From Tunisia to Syria, Egypt to Yemen, a wave of revolutions set the Arab world alight in 2011. Ten years on, our reporters take a look back at how the Arab Spring unfolded and reflect on their experience covering it.
It all started on December 17, 2010, when fruit vendor Mohamed Bouazizi set himself on fire in Tunisia after police confiscated his stall. The self-immolation sparked weeks of protests that led to the ousting of president Zine El Abidine Ben Ali after 23 years in power.
“To see that sea of humanity in the streets of Tunis was starkly showing us that all of a sudden a country was no longer afraid,” says FRANCE 24 presenter François Picard.
The so-called “Jasmine Revolution” had a domino effect throughout the Arab world, helped in large part by social media.
“These were countries where you didn’t used to protest against the regime, these were very repressive, autocratic regimes.

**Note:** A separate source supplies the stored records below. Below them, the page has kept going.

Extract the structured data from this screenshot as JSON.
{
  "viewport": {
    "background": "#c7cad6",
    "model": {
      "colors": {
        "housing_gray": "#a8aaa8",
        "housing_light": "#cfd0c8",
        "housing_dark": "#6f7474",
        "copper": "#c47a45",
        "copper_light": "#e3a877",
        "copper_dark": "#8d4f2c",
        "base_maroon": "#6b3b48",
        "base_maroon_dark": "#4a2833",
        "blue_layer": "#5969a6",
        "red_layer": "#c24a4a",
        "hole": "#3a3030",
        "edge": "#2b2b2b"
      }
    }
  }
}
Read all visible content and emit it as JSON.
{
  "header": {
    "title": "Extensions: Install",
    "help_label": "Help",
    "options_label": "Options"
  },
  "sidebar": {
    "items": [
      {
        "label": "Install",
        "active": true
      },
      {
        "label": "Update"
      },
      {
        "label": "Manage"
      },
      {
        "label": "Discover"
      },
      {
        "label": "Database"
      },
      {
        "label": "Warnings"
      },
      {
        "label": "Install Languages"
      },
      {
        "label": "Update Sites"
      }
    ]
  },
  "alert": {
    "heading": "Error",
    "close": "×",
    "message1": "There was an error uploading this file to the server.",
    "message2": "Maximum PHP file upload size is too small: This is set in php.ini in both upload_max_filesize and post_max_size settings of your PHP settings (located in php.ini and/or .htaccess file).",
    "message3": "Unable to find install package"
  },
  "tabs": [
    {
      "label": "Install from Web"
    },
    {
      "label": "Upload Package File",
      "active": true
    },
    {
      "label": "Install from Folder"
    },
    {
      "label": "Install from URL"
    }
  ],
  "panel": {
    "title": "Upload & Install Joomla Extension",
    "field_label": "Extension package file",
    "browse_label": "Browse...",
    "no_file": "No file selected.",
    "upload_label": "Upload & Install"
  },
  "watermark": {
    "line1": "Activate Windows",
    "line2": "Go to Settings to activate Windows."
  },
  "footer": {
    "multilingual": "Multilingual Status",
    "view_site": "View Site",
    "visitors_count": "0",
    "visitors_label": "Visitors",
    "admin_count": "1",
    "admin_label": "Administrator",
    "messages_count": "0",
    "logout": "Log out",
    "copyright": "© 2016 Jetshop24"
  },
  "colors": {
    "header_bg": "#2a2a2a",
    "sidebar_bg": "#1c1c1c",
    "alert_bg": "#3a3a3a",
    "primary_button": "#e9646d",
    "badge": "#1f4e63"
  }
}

So when this huge ground swell of popular uprisings started, you knew it had legs,” explains FRANCE 24’s senior reporter Catherine Norris-Trent, who covered the uprisings in Libya, Tunisia and Yemen.
Revolutions turn into war
What first started as protests, however, quickly turned into a full-fledged war in Libya, Yemen and Syria. Catherine Norris-Trent went back to Libya for FRANCE 24 several times over the years and says it has been sad to see the dreams of the revolution turn into chaos and violence.
“People are struggling today with unemployment, they’re struggling still with security concerns. There’s a lot of work to do,” she explains. But despite the disappointment, the Arab Spring brought hope to many people, and “once that hope is out there I don’t know if it can ever really be put down”, she continues.